Kaiyuan Root Carving
Kaiyuan Root Carving
By Liu Jiatong Edited by Yu Xuebin Photographed by Liu Jiatong
Root carving—the carving of tree roots into forms inspired by their natural shapes—is a Chinese folk art with a long history which developed especially rapidly during the Ming(1368—1644) and Qing(1636—1912) Dynasties. Root carving can be seen as a concentrated embodiment of the wisdom of Chinese people, simultaneously maintaining harmony with nature, and allowing for the human creativity.
It is said: “The best root carving of China is in Yunnan Province, the best root carving of Yunnan is in Honghe, and the best root carving of Honghe is in Kaiyuan”. In Kaiyuan, tree roots and bamboo canes provide a natural medium, and carvers follow their natural forms and textures when embedding meanings and emotions in them through figurative and abstract styles. The most prolific and talented have created many masterpieces, notable for artistry and ornamental value, full of interest and charm, truly amazing in effect.
In 2009, Kaiyuan was officially lauded as the “Hometown of Root Carving Art”.

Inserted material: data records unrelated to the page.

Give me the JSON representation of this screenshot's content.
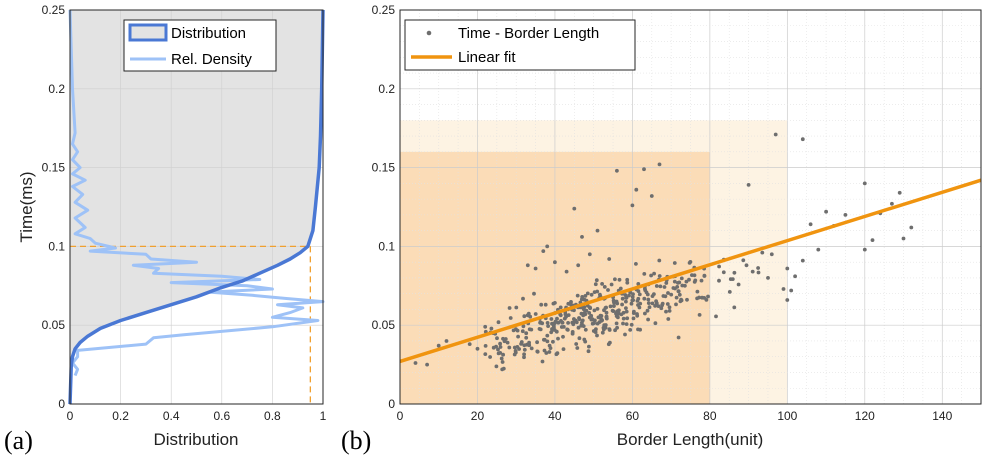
{
  "panel_a_label": "(a)",
  "panel_b_label": "(b)",
  "chart_data": [
    {
      "type": "line",
      "panel": "(a)",
      "xlabel": "Distribution",
      "ylabel": "Time(ms)",
      "xlim": [
        0,
        1
      ],
      "ylim": [
        0,
        0.25
      ],
      "xticks": [
        "0",
        "0.2",
        "0.4",
        "0.6",
        "0.8",
        "1"
      ],
      "yticks": [
        "0",
        "0.05",
        "0.1",
        "0.15",
        "0.2",
        "0.25"
      ],
      "grid": true,
      "legend": "top-right",
      "legend_labels": {
        "distribution": "Distribution",
        "density": "Rel. Density"
      },
      "series": [
        {
          "name": "Distribution",
          "color": "#4a78d4",
          "fill": "#e3e3e3",
          "points": [
            [
              0,
              0
            ],
            [
              0.005,
              0.025
            ],
            [
              0.01,
              0.03
            ],
            [
              0.02,
              0.035
            ],
            [
              0.04,
              0.039
            ],
            [
              0.07,
              0.043
            ],
            [
              0.12,
              0.048
            ],
            [
              0.2,
              0.053
            ],
            [
              0.3,
              0.058
            ],
            [
              0.4,
              0.063
            ],
            [
              0.5,
              0.068
            ],
            [
              0.6,
              0.074
            ],
            [
              0.68,
              0.078
            ],
            [
              0.75,
              0.083
            ],
            [
              0.82,
              0.088
            ],
            [
              0.87,
              0.092
            ],
            [
              0.91,
              0.096
            ],
            [
              0.94,
              0.1
            ],
            [
              0.96,
              0.11
            ],
            [
              0.97,
              0.125
            ],
            [
              0.985,
              0.15
            ],
            [
              0.99,
              0.17
            ],
            [
              0.995,
              0.2
            ],
            [
              1,
              0.25
            ]
          ]
        },
        {
          "name": "Rel. Density",
          "color": "#9ec2f7",
          "points": [
            [
              0.02,
              0.018
            ],
            [
              0.03,
              0.022
            ],
            [
              0.01,
              0.026
            ],
            [
              0.03,
              0.03
            ],
            [
              0.03,
              0.034
            ],
            [
              0.3,
              0.038
            ],
            [
              0.33,
              0.042
            ],
            [
              0.45,
              0.044
            ],
            [
              0.8,
              0.049
            ],
            [
              0.98,
              0.053
            ],
            [
              0.8,
              0.055
            ],
            [
              0.87,
              0.058
            ],
            [
              0.92,
              0.061
            ],
            [
              0.82,
              0.063
            ],
            [
              1.0,
              0.065
            ],
            [
              0.85,
              0.067
            ],
            [
              0.72,
              0.069
            ],
            [
              0.55,
              0.071
            ],
            [
              0.8,
              0.073
            ],
            [
              0.7,
              0.075
            ],
            [
              0.4,
              0.077
            ],
            [
              0.75,
              0.079
            ],
            [
              0.6,
              0.081
            ],
            [
              0.33,
              0.083
            ],
            [
              0.35,
              0.086
            ],
            [
              0.25,
              0.088
            ],
            [
              0.5,
              0.09
            ],
            [
              0.32,
              0.092
            ],
            [
              0.3,
              0.095
            ],
            [
              0.08,
              0.097
            ],
            [
              0.18,
              0.099
            ],
            [
              0.1,
              0.102
            ],
            [
              0.08,
              0.105
            ],
            [
              0.02,
              0.108
            ],
            [
              0.06,
              0.112
            ],
            [
              0.02,
              0.118
            ],
            [
              0.07,
              0.123
            ],
            [
              0.02,
              0.128
            ],
            [
              0.05,
              0.133
            ],
            [
              0.01,
              0.138
            ],
            [
              0.06,
              0.142
            ],
            [
              0.01,
              0.146
            ],
            [
              0.04,
              0.15
            ],
            [
              0.01,
              0.155
            ],
            [
              0.03,
              0.16
            ],
            [
              0.01,
              0.165
            ],
            [
              0.02,
              0.172
            ],
            [
              0.01,
              0.2
            ],
            [
              0.0,
              0.25
            ]
          ]
        }
      ],
      "reference": {
        "x": 0.95,
        "y": 0.1,
        "color": "#f0a030"
      }
    },
    {
      "type": "scatter",
      "panel": "(b)",
      "xlabel": "Border Length(unit)",
      "ylabel": "",
      "xlim": [
        0,
        150
      ],
      "ylim": [
        0,
        0.25
      ],
      "xticks": [
        "0",
        "20",
        "40",
        "60",
        "80",
        "100",
        "120",
        "140"
      ],
      "yticks": [
        "0",
        "0.05",
        "0.1",
        "0.15",
        "0.2",
        "0.25"
      ],
      "grid": true,
      "legend": "top-left",
      "legend_labels": {
        "scatter": "Time - Border Length",
        "fit": "Linear fit"
      },
      "scatter_color": "#6e6e6e",
      "fit": {
        "name": "Linear fit",
        "color": "#f0940f",
        "x": [
          0,
          150
        ],
        "y": [
          0.027,
          0.142
        ]
      },
      "regions": [
        {
          "x": [
            0,
            100
          ],
          "y": [
            0,
            0.18
          ],
          "color": "#fdf3e3"
        },
        {
          "x": [
            0,
            80
          ],
          "y": [
            0,
            0.16
          ],
          "color": "#fbdcb7"
        }
      ],
      "outliers": [
        [
          97,
          0.171
        ],
        [
          104,
          0.168
        ],
        [
          60,
          0.126
        ],
        [
          67,
          0.152
        ],
        [
          63,
          0.149
        ],
        [
          56,
          0.148
        ],
        [
          61,
          0.136
        ],
        [
          65,
          0.132
        ],
        [
          90,
          0.139
        ],
        [
          120,
          0.14
        ],
        [
          129,
          0.134
        ],
        [
          127,
          0.127
        ],
        [
          124,
          0.121
        ],
        [
          115,
          0.12
        ],
        [
          110,
          0.122
        ],
        [
          112,
          0.113
        ],
        [
          106,
          0.114
        ],
        [
          132,
          0.112
        ],
        [
          130,
          0.105
        ],
        [
          122,
          0.104
        ],
        [
          120,
          0.098
        ],
        [
          108,
          0.098
        ],
        [
          96,
          0.095
        ],
        [
          104,
          0.091
        ],
        [
          100,
          0.086
        ],
        [
          102,
          0.081
        ],
        [
          95,
          0.08
        ],
        [
          101,
          0.072
        ],
        [
          99,
          0.073
        ],
        [
          100,
          0.066
        ],
        [
          51,
          0.11
        ],
        [
          47,
          0.106
        ],
        [
          45,
          0.124
        ],
        [
          37,
          0.097
        ],
        [
          40,
          0.09
        ],
        [
          35,
          0.086
        ],
        [
          33,
          0.088
        ],
        [
          38,
          0.1
        ],
        [
          49,
          0.095
        ],
        [
          54,
          0.092
        ],
        [
          46,
          0.088
        ],
        [
          43,
          0.084
        ],
        [
          4,
          0.026
        ],
        [
          7,
          0.025
        ],
        [
          12,
          0.04
        ],
        [
          10,
          0.037
        ],
        [
          18,
          0.038
        ],
        [
          20,
          0.035
        ],
        [
          24,
          0.045
        ],
        [
          22,
          0.049
        ]
      ],
      "cloud_seed": 7,
      "cloud_count": 420
    }
  ]
}
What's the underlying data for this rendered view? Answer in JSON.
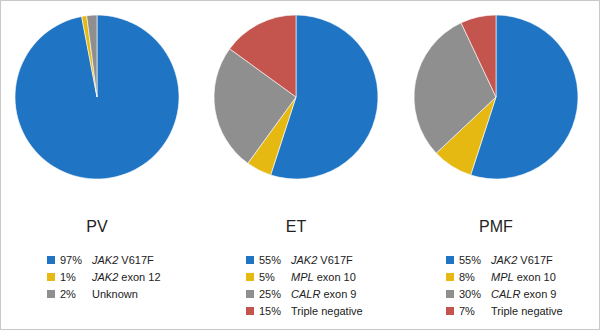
{
  "chart_data": [
    {
      "type": "pie",
      "title": "PV",
      "categories": [
        "JAK2 V617F",
        "JAK2 exon 12",
        "Unknown"
      ],
      "values": [
        97,
        1,
        2
      ],
      "value_labels": [
        "97%",
        "1%",
        "2%"
      ],
      "colors": [
        "#1f74c4",
        "#e6b812",
        "#8f8f8f"
      ]
    },
    {
      "type": "pie",
      "title": "ET",
      "categories": [
        "JAK2 V617F",
        "MPL exon 10",
        "CALR exon 9",
        "Triple negative"
      ],
      "values": [
        55,
        5,
        25,
        15
      ],
      "value_labels": [
        "55%",
        "5%",
        "25%",
        "15%"
      ],
      "colors": [
        "#1f74c4",
        "#e6b812",
        "#8f8f8f",
        "#c4544e"
      ]
    },
    {
      "type": "pie",
      "title": "PMF",
      "categories": [
        "JAK2 V617F",
        "MPL exon 10",
        "CALR exon 9",
        "Triple negative"
      ],
      "values": [
        55,
        8,
        30,
        7
      ],
      "value_labels": [
        "55%",
        "8%",
        "30%",
        "7%"
      ],
      "colors": [
        "#1f74c4",
        "#e6b812",
        "#8f8f8f",
        "#c4544e"
      ]
    }
  ]
}
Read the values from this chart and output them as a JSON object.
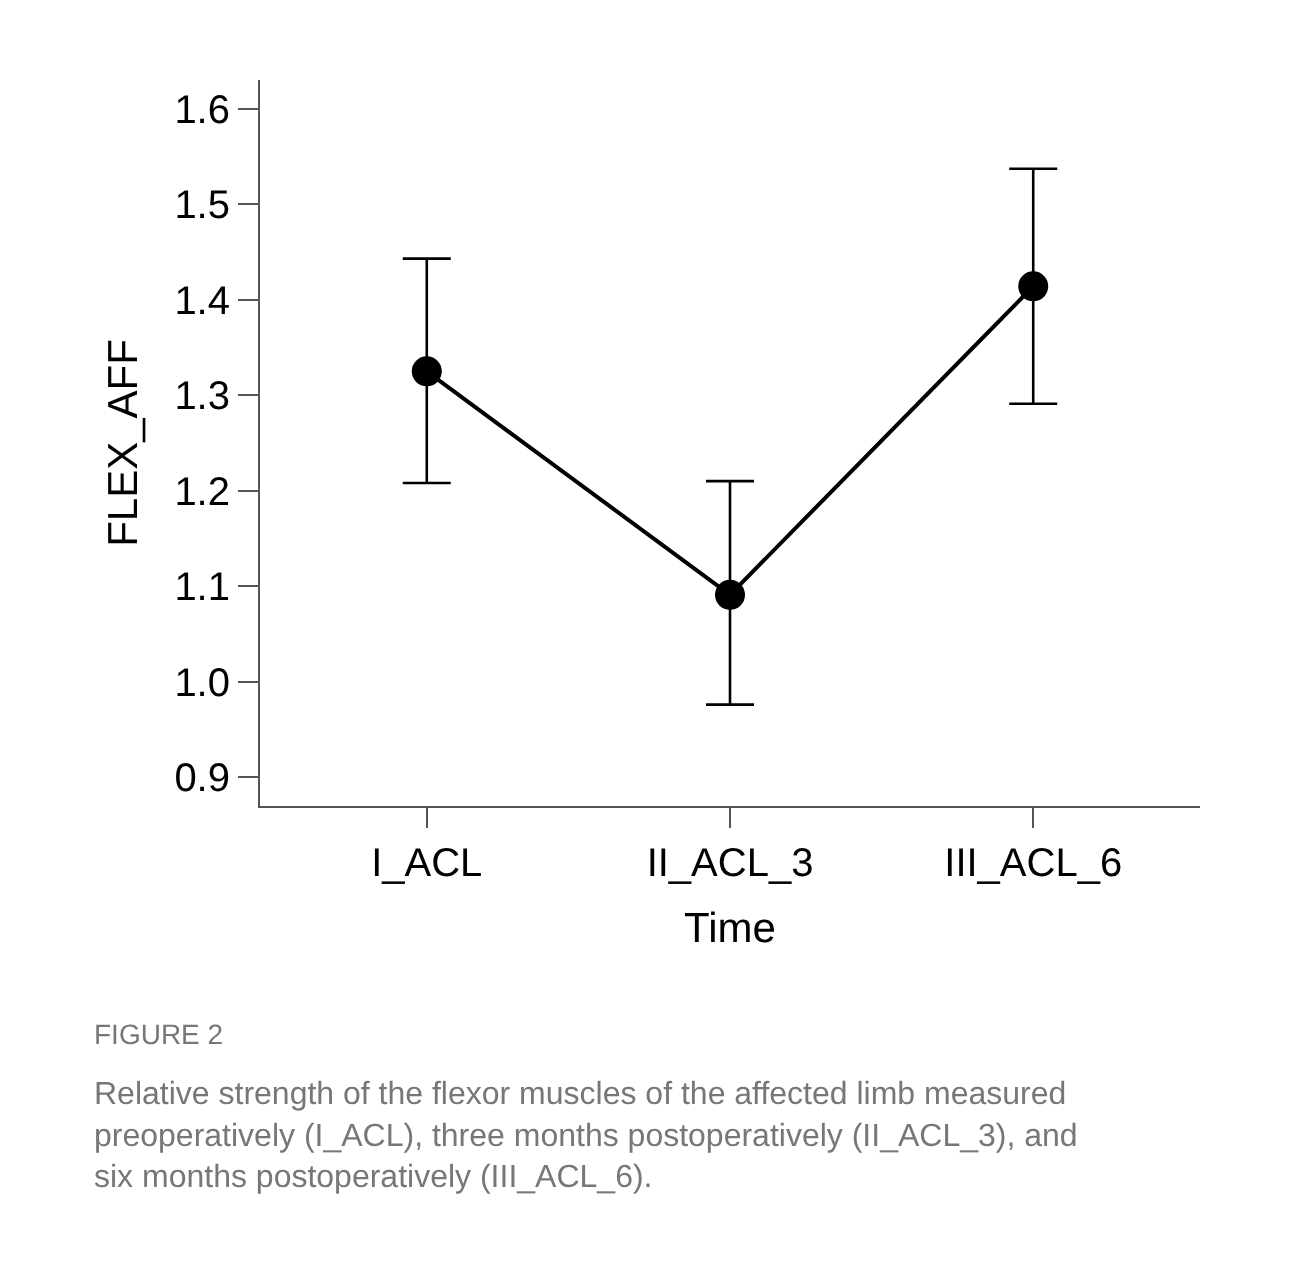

In China, Korea and Japan, people usually paint the red-crowned cranes together with tall, old pines, to symbolize longevity so greatly prized by the cultures of the region. The red-crowned crane, a large wading bird favouring swamps and estuarine habitats, regally stalks the shallow waters before decisively taking prey, earning it the moniker “God of the Wetlands”. In ancient Chinese myths, folklore and religion, the “red-crowned crane” is a symbol of elegance and longevity, oft-portrayed and eulogized by poets and artists alike. In this piece, a root-carving master of Kaiyuan continues an ancient tradition, making a red-crowned crane inspired by shape of the tree root, rendered in elegant and charming style.
Market Price: RMB 3,000
Zen Stone is carved from a root embracing a weathered stone, a root from a tree grown in infertile soil, strangling a rock for survival. These “roots embracing stones”, have inspired and constituted some of the most novel and exquisite works root carving artists have ever created. With gnarled roots, and worn stone juxtaposed with exquisite carving, this work exemplifies both the best of root carving, and its natural essence.
Market Price: RMB 5,000
There is an old Chinese saying: “fragrance of books and family status”, indicating the status accorded to scholarly families in China since ancient times. But what does ‘fragrance’ refer to? The answer to this conundrum is simple, but historical: the ancient Chinese put leaves of lemongrass—a fragrant herb—into books to protect them from moths and other insects partial to their pages. And so, the “fragrance of books” is the scent of lemongrass, and the inspiration of this work.
Market Price: RMB 6,000
The artistic medium of root carving—tree and bamboo roots, gnarled trunks and burrs—is not merely natural, but possesses uniquely irregular shapes. Here, via processes of imagination and composition, the sculptor has created several artistic images inspired by the various forms found in the uneven mass of a single root, full of artistic expansiveness.
Market Price: RMB 10,000
Survival of the Fittest
The masters of root carving agree that their art consist of “30% craftsmanship and 70% nature”, modestly acknowledging that their work lies in bringing out the forms inherent in the chosen pieces, and owes less to their craftsmanship and embellishment than it first appears. This piece, Survival of the Fittest preserves the beautiful lines of the tree root, while bursting with creativity, and connotation of renaissance of an old tree root with new meaning.
Market Price: RMB 7,000
Maitreya—the future Buddha of this world in the Buddhist eschatology—is widely revered by the Chinese people as an embodiment of benevolence and kindness. Maitreya—a Sanskrit name carrying the meaning “invincibility”—remains one of the most common figures amongst the root carving works of Kaiyuan.